While the biofuel standard itself hasn’t been changed, farm interests are alarmed that the government has repeatedly chipped away at the main way of enforcing it — requiring refiners to blend in the biofuels themselves or buy credits from those that do.

This month, a bankruptcy judge approved a settlement with the Trump administration allowing the huge Philadelphia Energy Solutions refiner to erase millions of dollars worth of credits it was supposed to have submitted to the Environmental Protection Agency.

And then the EPA allowed one of the nation’s largest refiner companies, Andeavor, to exempt three of its operations from complying with the renewable rule.

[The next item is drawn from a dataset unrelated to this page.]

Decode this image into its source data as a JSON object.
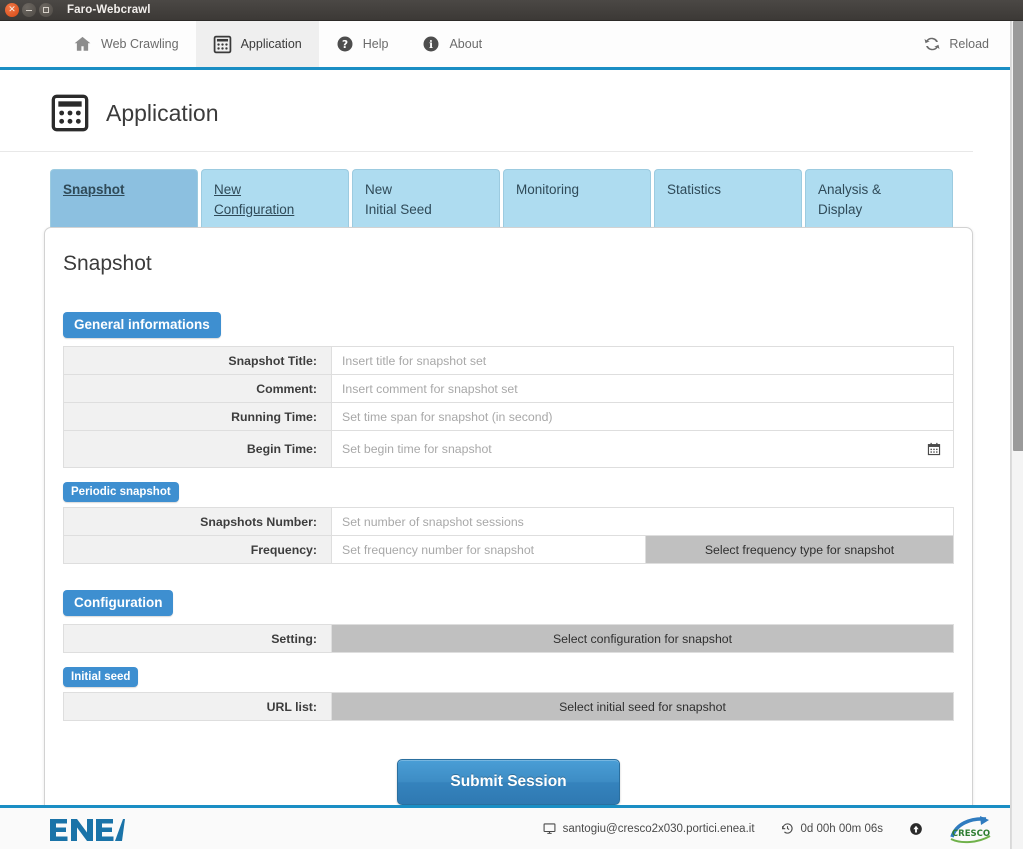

At the same time that millions of gallons of fuel are being absolved of complying, U.S. Sen. Ted Cruz, R-Texas, is proposing to cap the cost of the credits — actually called Renewable Identification Number credits, or RINs — at just 10 cents each, a fraction of what they go for on the open market.

Opponents of a cap, including Iowa Republican Sens. Joni Ernst and Chuck Grassley, say that would lead to the death knell for renewables.

“The Renewable Fuel Standard ... if it ain’t broke, don’t fix it.” Grassley said during a news conference Friday in Cedar Rapids. “Without a doubt, if you were going to cap RINs, it would ruin the ethanol industry.”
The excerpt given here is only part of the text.